Catherine Geslain-Laneelle, executive director of the European Food Safety Authority (EFSA), has admitted that there are two separate legislative tracks in the EU to examine the adverse health effects of diets containing genetically modified organisms (GMOs) and herbicides. At a press briefing, held on 12 October in Brussels, she explained that EU law does not require tests to be conducted on the health effects of the interaction between GMOs and herbicides.

The comment came after the publication, at the end of September, of a study by Gilles-Eric Seralini, which found that rats fed over two years with authorised GM maize NK603 and dosed with the herbicide called Roundup at permitted levels suffered from tumours and died earlier than rats fed a non-GM diet. An earlier test of NK603 maize in rats in a 90-day feeding trial (the current regulatory norm), sponsored by its producer - Monsanto company - showed no adverse effects. Geslain-Laneelle rejected claims that the 90-day feeding trial is not sufficient to estimate the risk and grant the authorisation for use or cultivation of GMOs in the EU.

Several food safety NGOs criticise EU legislation for not requiring long-term feeding trials in the area of GMOs. Referring to Seralini’s study, Geslain-Laneelle pointed to the fact that there were many other studies made on the adverse health effects on cows and sheep of diets containing GM crops, which also lasted two years.

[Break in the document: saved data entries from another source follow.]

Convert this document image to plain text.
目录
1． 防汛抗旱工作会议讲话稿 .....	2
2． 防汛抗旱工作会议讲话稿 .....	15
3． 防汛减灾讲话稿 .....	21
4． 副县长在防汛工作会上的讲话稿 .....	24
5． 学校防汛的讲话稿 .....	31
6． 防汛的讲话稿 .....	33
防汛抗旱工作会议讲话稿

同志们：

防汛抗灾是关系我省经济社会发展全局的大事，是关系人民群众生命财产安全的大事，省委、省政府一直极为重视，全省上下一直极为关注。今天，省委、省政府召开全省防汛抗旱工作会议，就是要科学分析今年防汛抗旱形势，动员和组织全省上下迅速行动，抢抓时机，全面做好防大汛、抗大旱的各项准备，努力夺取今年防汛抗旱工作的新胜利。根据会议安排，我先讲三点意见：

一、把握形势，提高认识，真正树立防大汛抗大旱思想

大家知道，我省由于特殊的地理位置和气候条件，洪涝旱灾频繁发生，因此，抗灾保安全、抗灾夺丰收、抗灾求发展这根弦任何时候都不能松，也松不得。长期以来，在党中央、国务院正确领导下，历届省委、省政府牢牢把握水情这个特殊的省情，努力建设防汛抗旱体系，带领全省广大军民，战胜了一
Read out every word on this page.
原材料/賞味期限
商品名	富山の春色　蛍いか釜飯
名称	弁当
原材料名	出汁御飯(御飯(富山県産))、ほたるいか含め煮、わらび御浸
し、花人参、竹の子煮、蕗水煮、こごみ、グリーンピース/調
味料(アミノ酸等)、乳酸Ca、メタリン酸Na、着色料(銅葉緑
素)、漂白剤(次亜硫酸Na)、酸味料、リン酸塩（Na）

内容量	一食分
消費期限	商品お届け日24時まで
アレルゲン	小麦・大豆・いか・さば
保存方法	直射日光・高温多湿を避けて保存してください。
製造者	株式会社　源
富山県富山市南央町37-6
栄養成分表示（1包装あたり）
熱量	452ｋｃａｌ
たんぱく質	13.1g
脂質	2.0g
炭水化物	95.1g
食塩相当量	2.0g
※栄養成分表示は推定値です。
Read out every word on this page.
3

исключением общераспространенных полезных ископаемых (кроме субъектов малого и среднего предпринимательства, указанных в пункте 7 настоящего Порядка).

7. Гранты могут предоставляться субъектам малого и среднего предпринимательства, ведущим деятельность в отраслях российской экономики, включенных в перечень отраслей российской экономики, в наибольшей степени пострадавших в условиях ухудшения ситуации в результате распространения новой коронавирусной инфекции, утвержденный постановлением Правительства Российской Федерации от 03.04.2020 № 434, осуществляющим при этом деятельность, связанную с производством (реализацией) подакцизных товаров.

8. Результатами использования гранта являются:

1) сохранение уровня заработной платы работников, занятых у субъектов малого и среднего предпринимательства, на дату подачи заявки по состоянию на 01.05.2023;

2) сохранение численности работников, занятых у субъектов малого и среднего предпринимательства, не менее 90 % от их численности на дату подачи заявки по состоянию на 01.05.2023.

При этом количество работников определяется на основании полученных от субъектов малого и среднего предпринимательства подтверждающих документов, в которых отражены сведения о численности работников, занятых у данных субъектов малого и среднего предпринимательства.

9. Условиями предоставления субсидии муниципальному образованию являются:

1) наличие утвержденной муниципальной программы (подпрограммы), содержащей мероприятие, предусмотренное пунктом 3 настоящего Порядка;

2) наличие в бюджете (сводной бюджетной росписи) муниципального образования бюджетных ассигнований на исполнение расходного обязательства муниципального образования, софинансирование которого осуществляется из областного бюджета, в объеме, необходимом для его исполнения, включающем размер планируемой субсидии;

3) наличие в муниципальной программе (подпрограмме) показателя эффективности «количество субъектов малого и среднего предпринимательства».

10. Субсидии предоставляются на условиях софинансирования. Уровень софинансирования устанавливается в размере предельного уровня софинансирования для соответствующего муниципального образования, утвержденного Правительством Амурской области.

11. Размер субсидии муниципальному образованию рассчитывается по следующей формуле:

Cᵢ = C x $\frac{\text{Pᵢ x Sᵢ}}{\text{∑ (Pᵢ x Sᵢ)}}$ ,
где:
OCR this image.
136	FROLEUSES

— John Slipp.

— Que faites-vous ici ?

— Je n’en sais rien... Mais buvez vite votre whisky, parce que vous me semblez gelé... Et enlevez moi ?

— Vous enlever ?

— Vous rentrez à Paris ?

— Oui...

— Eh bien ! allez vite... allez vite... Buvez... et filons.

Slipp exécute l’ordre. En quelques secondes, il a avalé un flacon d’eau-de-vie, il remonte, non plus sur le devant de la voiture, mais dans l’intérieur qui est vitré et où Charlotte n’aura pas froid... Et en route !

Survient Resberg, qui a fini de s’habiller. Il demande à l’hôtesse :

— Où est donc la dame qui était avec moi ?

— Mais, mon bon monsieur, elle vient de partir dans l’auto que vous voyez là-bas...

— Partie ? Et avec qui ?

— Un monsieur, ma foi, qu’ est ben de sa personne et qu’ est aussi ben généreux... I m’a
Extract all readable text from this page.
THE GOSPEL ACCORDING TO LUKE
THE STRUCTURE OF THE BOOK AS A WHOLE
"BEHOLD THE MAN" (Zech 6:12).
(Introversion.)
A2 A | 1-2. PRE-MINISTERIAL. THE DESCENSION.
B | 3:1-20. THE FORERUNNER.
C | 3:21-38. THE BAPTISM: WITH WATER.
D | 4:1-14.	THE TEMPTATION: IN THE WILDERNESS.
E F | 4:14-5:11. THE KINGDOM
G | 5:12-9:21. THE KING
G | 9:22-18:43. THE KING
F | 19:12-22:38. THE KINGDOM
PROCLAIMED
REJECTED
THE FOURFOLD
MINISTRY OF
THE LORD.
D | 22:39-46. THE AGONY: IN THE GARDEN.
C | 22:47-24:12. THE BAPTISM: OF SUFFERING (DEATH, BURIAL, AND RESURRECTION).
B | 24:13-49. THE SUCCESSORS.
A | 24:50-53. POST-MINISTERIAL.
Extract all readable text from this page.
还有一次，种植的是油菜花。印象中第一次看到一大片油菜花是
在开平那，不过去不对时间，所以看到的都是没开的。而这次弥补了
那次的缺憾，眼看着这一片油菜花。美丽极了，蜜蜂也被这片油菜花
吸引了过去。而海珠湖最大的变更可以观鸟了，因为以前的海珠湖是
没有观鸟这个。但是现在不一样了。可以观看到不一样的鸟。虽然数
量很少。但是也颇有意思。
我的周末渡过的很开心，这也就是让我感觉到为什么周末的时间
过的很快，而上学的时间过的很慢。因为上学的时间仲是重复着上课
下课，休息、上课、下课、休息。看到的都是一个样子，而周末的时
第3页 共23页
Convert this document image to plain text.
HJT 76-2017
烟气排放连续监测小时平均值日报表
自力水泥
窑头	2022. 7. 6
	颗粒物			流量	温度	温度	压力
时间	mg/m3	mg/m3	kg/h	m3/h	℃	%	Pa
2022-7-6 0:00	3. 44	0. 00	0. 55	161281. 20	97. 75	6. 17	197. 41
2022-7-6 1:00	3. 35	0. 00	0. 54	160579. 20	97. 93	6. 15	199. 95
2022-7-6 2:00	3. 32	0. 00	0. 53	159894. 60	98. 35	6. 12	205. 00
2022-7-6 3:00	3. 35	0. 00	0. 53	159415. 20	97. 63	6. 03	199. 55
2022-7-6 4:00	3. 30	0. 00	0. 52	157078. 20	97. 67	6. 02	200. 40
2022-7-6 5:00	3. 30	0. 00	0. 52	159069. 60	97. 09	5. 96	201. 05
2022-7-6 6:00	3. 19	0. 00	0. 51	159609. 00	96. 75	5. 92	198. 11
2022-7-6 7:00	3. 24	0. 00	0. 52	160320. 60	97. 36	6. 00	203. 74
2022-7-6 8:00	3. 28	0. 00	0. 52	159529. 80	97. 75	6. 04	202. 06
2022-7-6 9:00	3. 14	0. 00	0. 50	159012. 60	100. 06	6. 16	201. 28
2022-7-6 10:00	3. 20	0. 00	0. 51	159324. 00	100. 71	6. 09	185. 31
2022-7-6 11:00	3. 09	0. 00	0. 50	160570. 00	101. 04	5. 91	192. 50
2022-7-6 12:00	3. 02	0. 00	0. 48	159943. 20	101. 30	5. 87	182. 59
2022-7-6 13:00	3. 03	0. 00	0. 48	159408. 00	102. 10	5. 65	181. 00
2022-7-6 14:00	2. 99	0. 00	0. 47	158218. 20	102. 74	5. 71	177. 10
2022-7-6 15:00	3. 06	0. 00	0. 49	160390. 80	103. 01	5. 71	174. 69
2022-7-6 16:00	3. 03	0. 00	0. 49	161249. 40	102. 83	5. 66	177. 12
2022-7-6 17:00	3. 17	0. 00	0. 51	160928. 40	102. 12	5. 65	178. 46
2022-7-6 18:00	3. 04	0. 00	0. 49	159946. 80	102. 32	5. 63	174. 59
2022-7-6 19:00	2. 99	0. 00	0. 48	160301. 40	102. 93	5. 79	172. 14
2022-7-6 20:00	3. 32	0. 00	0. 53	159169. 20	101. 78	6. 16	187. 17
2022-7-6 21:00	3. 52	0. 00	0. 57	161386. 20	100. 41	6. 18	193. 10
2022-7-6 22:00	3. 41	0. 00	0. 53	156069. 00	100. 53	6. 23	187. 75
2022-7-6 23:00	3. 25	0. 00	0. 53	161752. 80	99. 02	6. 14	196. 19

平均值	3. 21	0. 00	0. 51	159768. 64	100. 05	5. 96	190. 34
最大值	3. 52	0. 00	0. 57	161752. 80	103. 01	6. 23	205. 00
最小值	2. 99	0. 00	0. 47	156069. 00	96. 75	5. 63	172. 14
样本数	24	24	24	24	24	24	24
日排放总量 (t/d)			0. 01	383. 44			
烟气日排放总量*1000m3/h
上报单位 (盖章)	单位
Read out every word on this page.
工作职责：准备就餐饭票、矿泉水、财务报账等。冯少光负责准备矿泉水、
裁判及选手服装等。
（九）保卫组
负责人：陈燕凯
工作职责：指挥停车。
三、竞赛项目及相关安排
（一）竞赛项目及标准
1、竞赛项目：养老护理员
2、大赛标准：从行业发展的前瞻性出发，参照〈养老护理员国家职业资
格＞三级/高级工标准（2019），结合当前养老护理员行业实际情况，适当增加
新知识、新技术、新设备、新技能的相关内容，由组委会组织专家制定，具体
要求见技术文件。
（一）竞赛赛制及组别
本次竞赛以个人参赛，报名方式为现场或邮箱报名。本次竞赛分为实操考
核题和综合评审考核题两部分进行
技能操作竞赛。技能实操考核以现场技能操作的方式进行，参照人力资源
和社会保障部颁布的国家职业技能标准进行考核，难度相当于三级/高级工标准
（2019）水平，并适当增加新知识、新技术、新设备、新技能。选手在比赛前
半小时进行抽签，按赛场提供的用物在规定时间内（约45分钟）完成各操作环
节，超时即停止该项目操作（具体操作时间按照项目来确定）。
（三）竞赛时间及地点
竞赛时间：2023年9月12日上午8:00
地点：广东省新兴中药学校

She recalled the EFSA's preliminary review of Seralini's study, which was released last week, that the Sprague-Dawley strain of rats used in the experiments has been shown to be susceptible to developing tumours spontaneously, particularly as they grow older, making it difficult to interpret the results.


Geslain-Laneelle confirmed that the EFSA will publish its final review of Seralini’s study by the end of October. To this end, the EU food health watchdog asked Seralini to provide, by 12 October, additional information on his study. The scientist said, however, that he will not release his data until the raw data underpinning the authorisation of NK603 in Europe are also made public. Geslain-LanĂ©elle referred to this request, underlining that such data are made available on request. At the time when Europolitics went to press, on 12 October, no reply was received by the EFSA from Seralini. "Regardless if we receive additional information from Seralini or not, we would publish our final review," an EFSA spokesman told Europolitics. He explained that the paper will also be based on national reviews. Germany, Belgium, the Netherlands and France are expected to contribute with their own assessments, the spokesman confirmed.